Wayne Rooney has revealed that a cabal of senior players 'controlled the Manchester United dressing room' to ensure new signings didn't upset the highly successful team dynamic.
The striker, along with Ryan Giggs, Gary Neville, Paul Scholes and Rio Ferdinand, were trusted by Sir Alex Ferguson to keep the squad on the right track as they chased silverware at home and abroad.
Rooney, who now plays in the United States with DC United, scored 253 goals in 559 appearances for United, winning five Premier League titles, the FA Cup, three League Cups and the Champions League.
And though Ferguson signed superstars such as Cristiano Ronaldo, Carlos Tevez, Nani and Dimitar Berbatov during his last decade at the club, none of them were allowed to get bigger than their boots.
'That would never be allowed to happen,' Rooney told the Men In Blazers TV show on NBCSN.
'The likes of Ryan Giggs, Gary Neville, Paul Scholes, Rio Ferdinand, myself - players who had Man U in them and wanted the best for that club - would never allow anyone to mess that up.
'We controlled the dressing room ourselves.
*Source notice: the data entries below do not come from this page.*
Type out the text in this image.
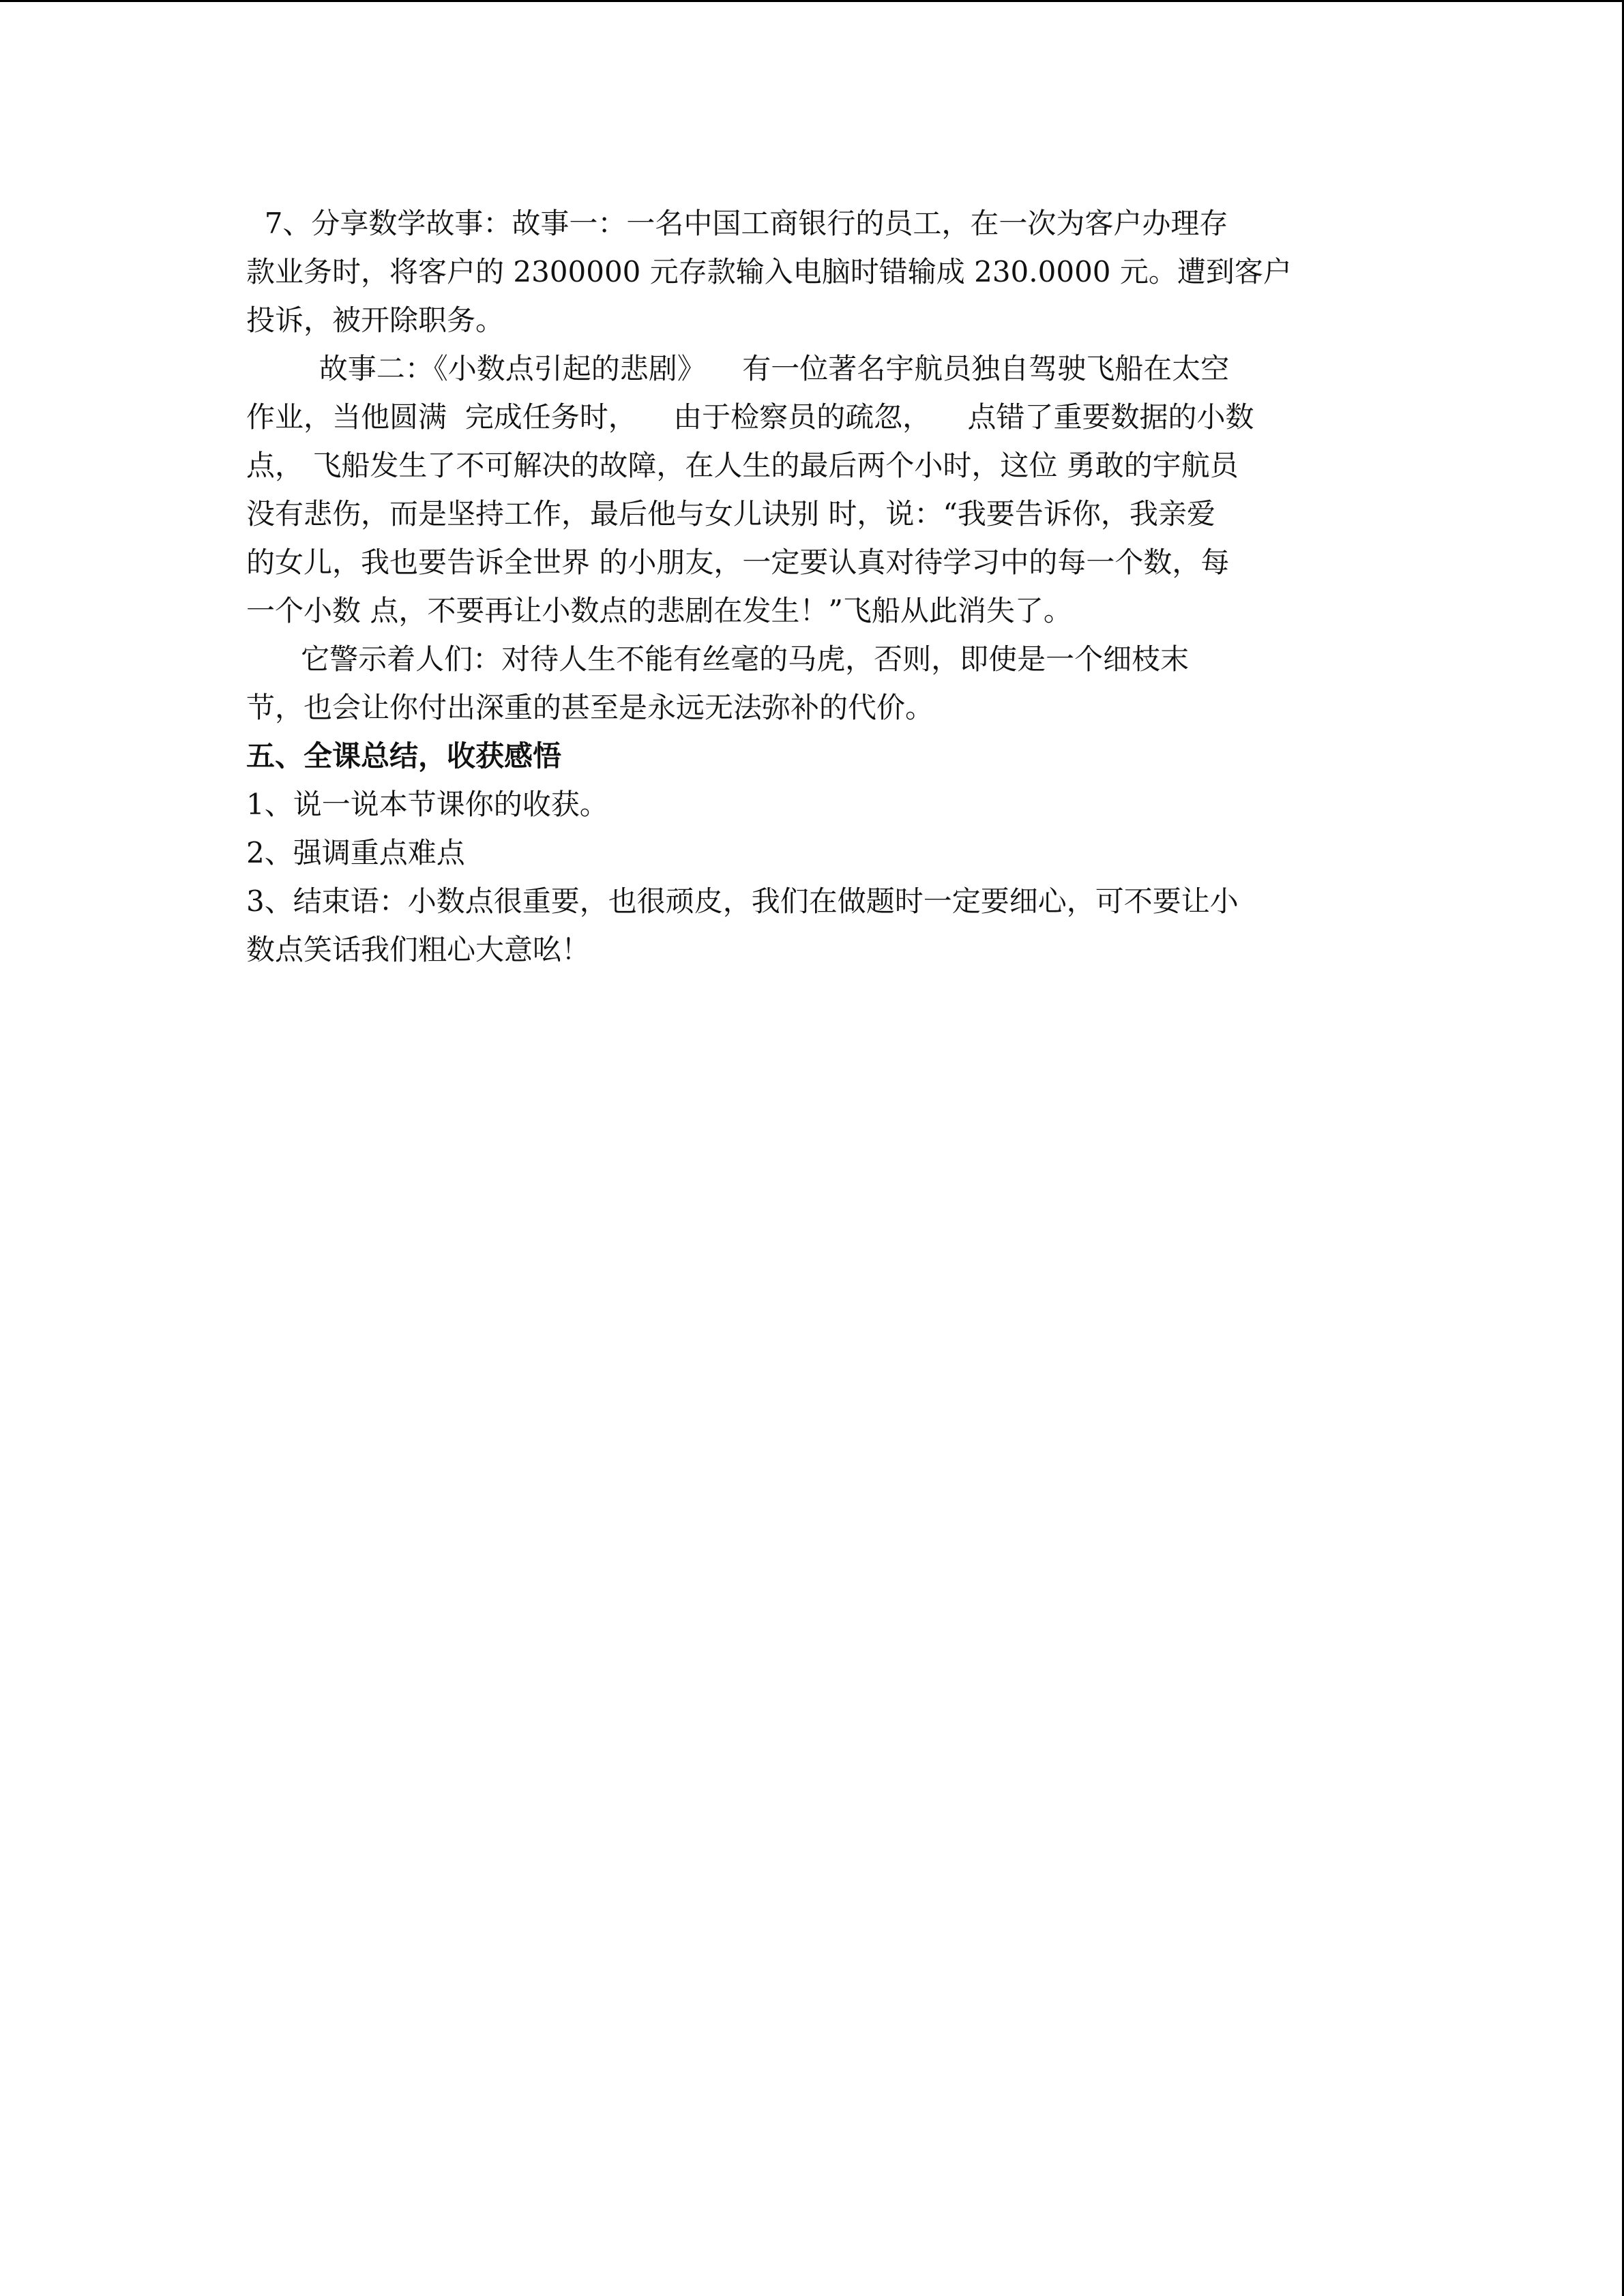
7、分享数学故事：故事一：一名中国工商银行的员工，在一次为客户办理存
款业务时，将客户的 2300000 元存款输入电脑时错输成 230.0000 元。遭到客户
投诉，被开除职务。
故事二：《小数点引起的悲剧》    有一位著名宇航员独自驾驶飞船在太空
作业，当他圆满  完成任务时，    由于检察员的疏忽，    点错了重要数据的小数
点， 飞船发生了不可解决的故障，在人生的最后两个小时，这位 勇敢的宇航员
没有悲伤，而是坚持工作，最后他与女儿诀别 时，说：“我要告诉你，我亲爱
的女儿，我也要告诉全世界 的小朋友，一定要认真对待学习中的每一个数，每
一个小数 点，不要再让小数点的悲剧在发生！”飞船从此消失了。
它警示着人们：对待人生不能有丝毫的马虎，否则，即使是一个细枝末
节，也会让你付出深重的甚至是永远无法弥补的代价。
五、全课总结，收获感悟
1、说一说本节课你的收获。
2、强调重点难点
3、结束语：小数点很重要，也很顽皮，我们在做题时一定要细心，可不要让小
数点笑话我们粗心大意吆！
Alex Ferguson didn't really need to control that. The players had the trust of the manager to do that themselves.'
United are struggling this season under Jose Mourinho with one recurring criticism being that their style of play isn't as attacking as it was during the Ferguson era.
But Rooney disagrees: 'People talk about our team - especially in relation to Manchester United now - and say it was attack, attack, attack. But we actually weren't.
'A lot of games we played on the counter-attack, drew teams onto us and then broke with pace. We did it to Arsenal.
'It wasn't all 'let's just go out and attack.' It was a bit more calculated against certain opponents which brought the best out of myself.
'We had the team built to hit teams on the break and we were devastating at it.'
United travel to Mourinho's former club Chelsea in the Premier League on Saturday lunchtime.